Когда изначальное возбуждение спало, Кайлу пришлось ее притормозить и поделить ее рассказ по комнатам. Они снимали каждое помещение, а Сьюзан рассказывала, для чего оно использовалось. Между кадрами он вставит документальные съемки лондонского периода. Двигаясь по зданию, они писали звук, снимали все двумя камерами. Как обычно, Кайл уже делал в уме монтаж.

К сожалению, декорации к рассказам Сьюзан были почти одинаковые. Если бы квартиры были обставлены, они бы сделали что-нибудь умное со светом. Из одной комнаты открывался отличный вид на улицу, из другой – на мрачно-зеленый садик; вторая маленькая спальня; мрачные каменные ступени перед входом.

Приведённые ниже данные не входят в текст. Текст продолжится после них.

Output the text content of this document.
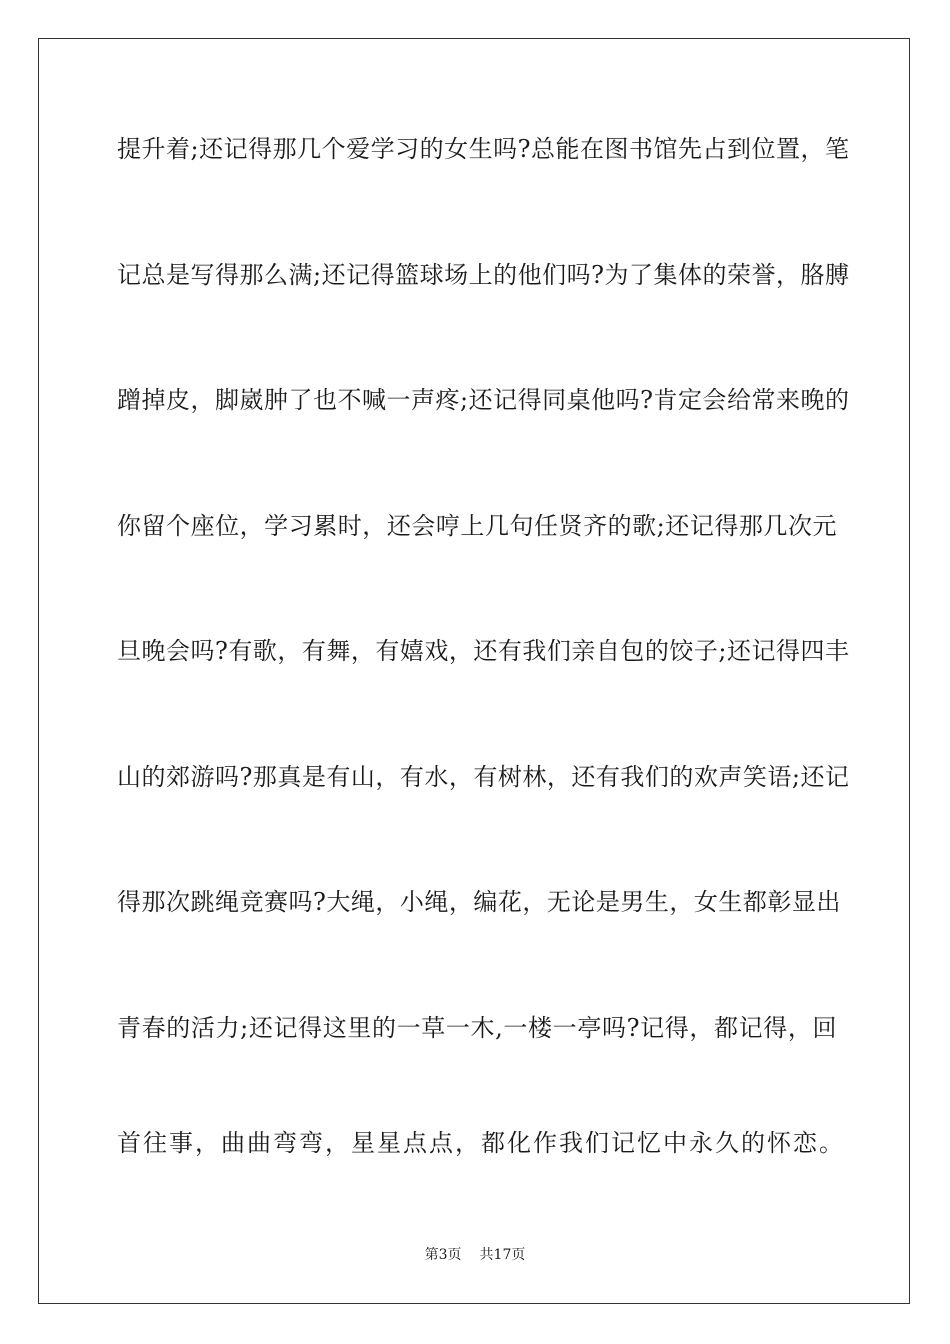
提升着;还记得那几个爱学习的女生吗?总能在图书馆先占到位置，笔
记总是写得那么满;还记得篮球场上的他们吗?为了集体的荣誉，胳膊
蹭掉皮，脚崴肿了也不喊一声疼;还记得同桌他吗?肯定会给常来晚的
你留个座位，学习累时，还会哼上几句任贤齐的歌;还记得那几次元
旦晚会吗?有歌，有舞，有嬉戏，还有我们亲自包的饺子;还记得四丰
山的郊游吗?那真是有山，有水，有树林，还有我们的欢声笑语;还记
得那次跳绳竞赛吗?大绳，小绳，编花，无论是男生，女生都彰显出
青春的活力;还记得这里的一草一木,一楼一亭吗?记得，都记得，回
首往事，曲曲弯弯，星星点点，都化作我们记忆中永久的怀恋。
第3页 共17页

Верхние два этажа распланировали так же, а, судя по заметкам Макса, был еще и подвал. На третьем этаже когда-то располагались апартаменты сестры Катерины, которые он оставил напоследок.

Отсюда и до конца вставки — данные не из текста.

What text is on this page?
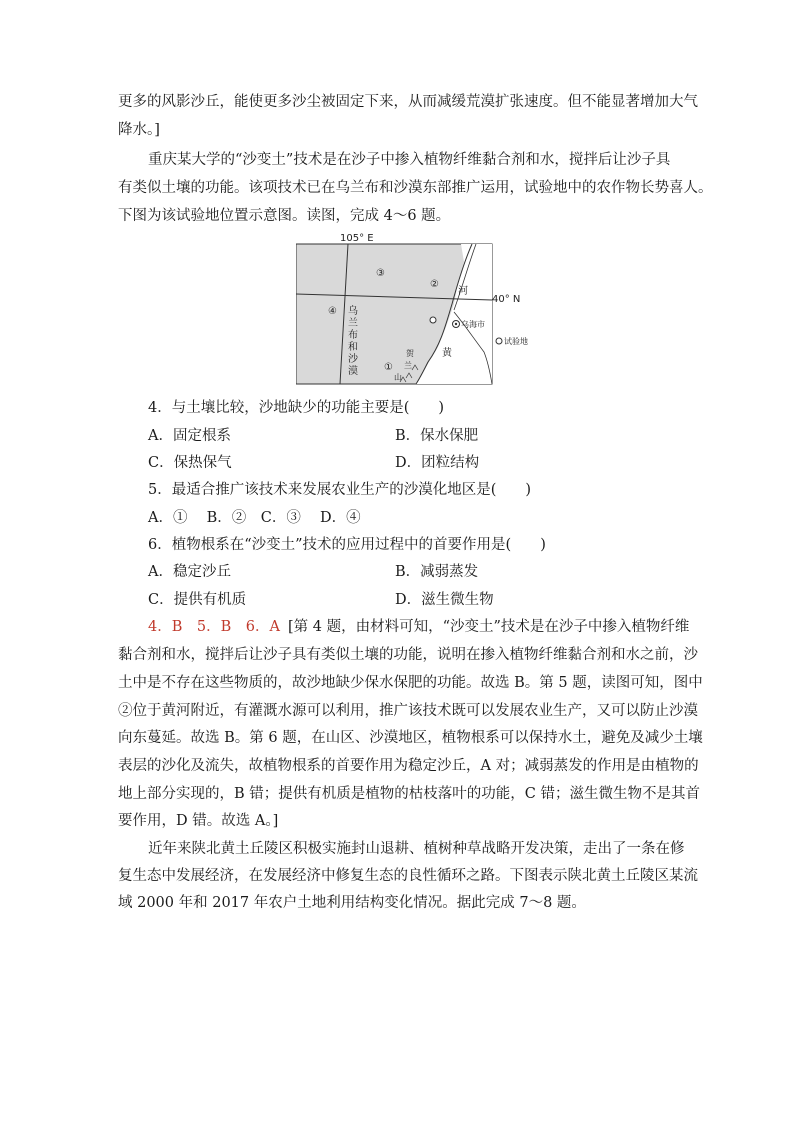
更多的风影沙丘，能使更多沙尘被固定下来，从而减缓荒漠扩张速度。但不能显著增加大气
降水。]
重庆某大学的“沙变土”技术是在沙子中掺入植物纤维黏合剂和水，搅拌后让沙子具
有类似土壤的功能。该项技术已在乌兰布和沙漠东部推广运用，试验地中的农作物长势喜人。
下图为该试验地位置示意图。读图，完成 4～6 题。
105° E
40° N
③
②
④
①
乌
兰
布
和
沙
漠
河
黄
贺
兰
山
乌海市
试验地
4．与土壤比较，沙地缺少的功能主要是(　　)
A．固定根系	B．保水保肥
C．保热保气	D．团粒结构
5．最适合推广该技术来发展农业生产的沙漠化地区是(　　)
A．①　 B．②　C．③　 D．④
6．植物根系在“沙变土”技术的应用过程中的首要作用是(　　)
A．稳定沙丘	B．减弱蒸发
C．提供有机质	D．滋生微生物
4．B　5．B　6．A [第 4 题，由材料可知，“沙变土”技术是在沙子中掺入植物纤维
黏合剂和水，搅拌后让沙子具有类似土壤的功能，说明在掺入植物纤维黏合剂和水之前，沙
土中是不存在这些物质的，故沙地缺少保水保肥的功能。故选 B。第 5 题，读图可知，图中
②位于黄河附近，有灌溉水源可以利用，推广该技术既可以发展农业生产，又可以防止沙漠
向东蔓延。故选 B。第 6 题，在山区、沙漠地区，植物根系可以保持水土，避免及减少土壤
表层的沙化及流失，故植物根系的首要作用为稳定沙丘，A 对；减弱蒸发的作用是由植物的
地上部分实现的，B 错；提供有机质是植物的枯枝落叶的功能，C 错；滋生微生物不是其首
要作用，D 错。故选 A。]
近年来陕北黄土丘陵区积极实施封山退耕、植树种草战略开发决策，走出了一条在修
复生态中发展经济，在发展经济中修复生态的良性循环之路。下图表示陕北黄土丘陵区某流
域 2000 年和 2017 年农户土地利用结构变化情况。据此完成 7～8 题。
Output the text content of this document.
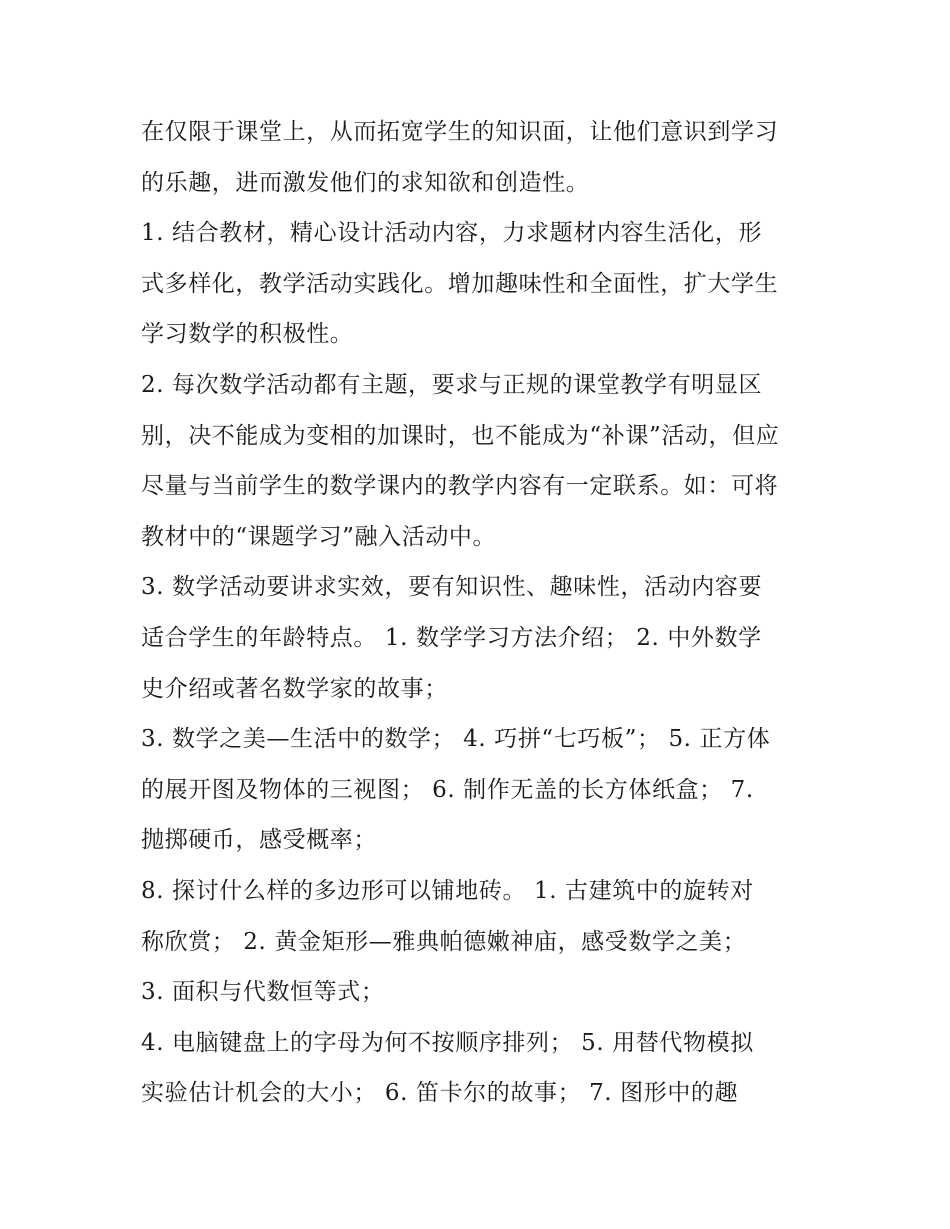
在仅限于课堂上，从而拓宽学生的知识面，让他们意识到学习
的乐趣，进而激发他们的求知欲和创造性。
1. 结合教材，精心设计活动内容，力求题材内容生活化，形
式多样化，教学活动实践化。增加趣味性和全面性，扩大学生
学习数学的积极性。
2. 每次数学活动都有主题，要求与正规的课堂教学有明显区
别，决不能成为变相的加课时，也不能成为“补课”活动，但应
尽量与当前学生的数学课内的教学内容有一定联系。如：可将
教材中的“课题学习”融入活动中。
3. 数学活动要讲求实效，要有知识性、趣味性，活动内容要
适合学生的年龄特点。 1. 数学学习方法介绍； 2. 中外数学
史介绍或著名数学家的故事；
3. 数学之美—生活中的数学； 4. 巧拼“七巧板”； 5. 正方体
的展开图及物体的三视图； 6. 制作无盖的长方体纸盒； 7.
抛掷硬币，感受概率；
8. 探讨什么样的多边形可以铺地砖。 1. 古建筑中的旋转对
称欣赏； 2. 黄金矩形—雅典帕德嫩神庙，感受数学之美；
3. 面积与代数恒等式；
4. 电脑键盘上的字母为何不按顺序排列； 5. 用替代物模拟
实验估计机会的大小； 6. 笛卡尔的故事； 7. 图形中的趣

В заднюю комнату лучи солнца практически не проникали. Кайл спросил Дэна, что делать с освещением.

– Попробуем белую бумагу, – предложил тот. – Что-нибудь мягкое на стену. Может, фоновую подсветку. Периферийную.

Они уже давно научились приспосабливать свет под каждую отдельную среду на локации, к разным условиям съемок днем и ночью. Большинство коллег Кайла сейчас поставили бы выравнивающий свет, а испуганное лицо Сьюзан выделили бы из-за белых стен.

– Направленный свет сбоку. Придаст глубины, покажет характер, – усмехнулся Дэн.

– Отлично. Можно даже мягкие лампы взять, – и добавил шепотом: – Будет у нас свой Лон Чейни.

Дэн отошел, предоставив Кайлу смотреть в видоискатель второй камеры (Panasonic HVX200), а потом подал голос откуда-то из задней части здания.

Сьюзан тихо стояла посреди голой комнаты, отделенной холлом от кухни. Прижав к щекам руки с накрашенными когтями, она смотрела в потолок.

Ну вот. Правда, оценив ее позу и взгляд, он перестал думать, что она переигрывает.

– Здесь. Здесь началось отречение.

Дэн подошел к ней, чтобы оценить свет.

– Сьюзан, тогда, может, начнем сейчас? – предложил Кайл. – С отречения. – Он опустился на колени и принялся распутывать провода.

Сьюзан вытащила из сумочки платок, высморкалась и вытерла нос.

– Здесь я лишилась части себя. И до сих пор думаю, правильно ли поступила.

– Что такое отречение?

Сьюзан воздела обе руки к потолку, не слыша Кайла.

Он так и не понял, выделывается она на камеру или настолько эксцентрична сама по себе, что не думает, каким клоуном выйдет на экране.

– Она возвышалась над всем. Слушала. Оценивала нас. Собирала информацию. Которую могла использовать. Потом. Против нас. Я никогда ее не прощу. Я знала, что это плохо для нее кончится.

– Почему? – Кайл посмотрел вверх.

Сьюзан рассмеялась, не обращая внимания на него и Дэна. Высморкалась и промокнула платком уголки выцветших глаз.

– Мы отдали ей все. Отдали все, чтобы попасть сюда. Отказались от семьи, от работы. Многие разводились. Бросали детей. Бедных маленьких детишек.

– А что происходило в этой комнате?

– Собрания. Иногда они длились всю ночь. Начинались вечером и оканчивались утром, когда уже не было никаких сил. Они продолжались бесконечно. Она знала наши грехи. Мы приходили, чтобы избавиться от прошлого. От скорбей… ответственности, разочарований… от всего, кроме нее. Даже от воспоминаний. Ей нужно было все. Все. Все мы. Все, что делало нас людьми. Делало нас особенными. Все, что стояло между нами и ею.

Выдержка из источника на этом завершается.